Setting namespace maximum CPU usage

Cluster information:

Kubernetes version: 1.18.4
Cloud being used: bare-metal 
Host OS: Ubuntu

Dear all,
I have been setting ResourceQuotas and LimitRanges on my single-node kubernetes to ensure that a certain namespace never uses more than 42 cpus of the 48 available, as I wanted to be sure other namespaces always have at least 6 cpu for them.

In particular, I have set:

apiVersion: v1
kind: ResourceQuota
  name: mem-cpu-demo
    requests.cpu: "40"
    requests.memory: 192Gi
    limits.cpu: "42"
    limits.memory: 192Gi

I expected to be able to schedule up to 40 single-container pods with a CPU request of 1 and that they would be individually be able to burst to up to 24 cores by setting their limits.cpu to 24.

However, if I do that the second pod I create is rejected because:

Error creating: pods “sim-nv87acee-n4hzm” is forbidden: exceeded quota: mem-cpu-demo, requested: limits.cpu=24, used: limits.cpu=24, limited: limits.cpu=42

Contrary to what I believed, the 42 cpu limit is not enforced at runtime, but it is enforced at pod creation, because the sum of all the pods limits must never exceed 42.

So, if I specify any limit for my pods (which I do want to do, because I want them to be able to burst so limit=request would not be good) then this results in the fact that I can no longer use the full 42 cpus.
Actually, in the above mentioned case, with pod limit.cpu=24, I can only run 1 pod, so most of the time I would only use 2 cpu with all the rest of the server being inutilized.

Is there a way to cap namespace total cpu usage at runtime (leaving the ability for each pod to burst)?

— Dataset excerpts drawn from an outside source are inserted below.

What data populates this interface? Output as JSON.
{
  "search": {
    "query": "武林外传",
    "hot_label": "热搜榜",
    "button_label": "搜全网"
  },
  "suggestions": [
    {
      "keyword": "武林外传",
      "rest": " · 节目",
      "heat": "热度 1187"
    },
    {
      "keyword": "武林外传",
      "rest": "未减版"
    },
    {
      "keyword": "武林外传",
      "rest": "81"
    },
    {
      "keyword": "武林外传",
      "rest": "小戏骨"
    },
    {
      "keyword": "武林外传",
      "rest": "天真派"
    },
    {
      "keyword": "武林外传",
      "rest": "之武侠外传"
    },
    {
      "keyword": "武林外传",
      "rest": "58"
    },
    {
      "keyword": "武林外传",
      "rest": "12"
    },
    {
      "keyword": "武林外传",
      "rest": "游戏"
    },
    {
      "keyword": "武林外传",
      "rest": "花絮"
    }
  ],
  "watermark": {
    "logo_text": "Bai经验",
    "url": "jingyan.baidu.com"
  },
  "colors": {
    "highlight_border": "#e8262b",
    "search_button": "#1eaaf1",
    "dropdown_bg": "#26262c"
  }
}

To enforce the cap of 42 at runtime, we would have to aggregate data across pods, across nodes in real-time. That simply isn’t feasible today. As you discovered, this is an API-time check.

Is there a way to cap namespace total cpu usage at runtime (leaving the ability for each pod to burst)?

Imagine a 2-node cluster. You schedule 2 pods, one on each, with a CPU request of 20 and a limit of 24. But you want the aggregate limit to be lower than then sum of the individual limits. Suppose both pods start burning CPU at the same time. We have to send messages on the network between nodes to share status and negotiate a reduce limit. If one pod stops burning CPU, we need to renegotiate so the other can use more.

While not impossible, this is not what Kubernetes is doing (yet?).

The good news is - I don’t think it matters.

In a cgroup-based runtime (docker, containerd, cri-o), CPU limits are generally not necessary. CPU requests govern how much CPU you will get under contention and that is (usually) all you care about.

In other words:

Imagine a 4-core node. You schedule pod A with CPU request=1, limit=100. You schedule another pod B with CPU request=3, limit=10. Your node is full. Assume pod A is going to use as much CPU as it can - it’s a hotloop. If there is CPU idle on the machine, A will use it. However, as soon as B needs CPU, it will get it INSTEAD of A. Now, if B hotloops, it will take CPU back from A, but only up to 3 full cores.

As long as they are both hotlooping, the CPU allocation should be 1 for A and 3 for B. As soon as either one backs off the CPU, the other can use it. This works very well (in most cases).

Dear @thockin,
thanks for your nice and clear answer.

Yes, in the more common scenario where the cluster (and the namespace) has multiple nodes, enforcing the cpu limit at runtime would require some network communication to coordinate CPU usage… with high latencies I guess that would be very complex and possibly inefficient to do!

Thanks for the clarifying example.
So in my use case if I want to protect the 6 cpu for the other namespaces what I have to do is:
a) enforce 42 cpu request maximum on the main namespace (so that the last 6 of 48 cannot be requested)
b) applications on the other namespaces have to request their 6 cpu.
Point b) will ensure that they will always be able to get their 6 cpu usage when the applications in the main namespace burst beyond the 40 cpu they can request.

I think my use case is solved, thanks!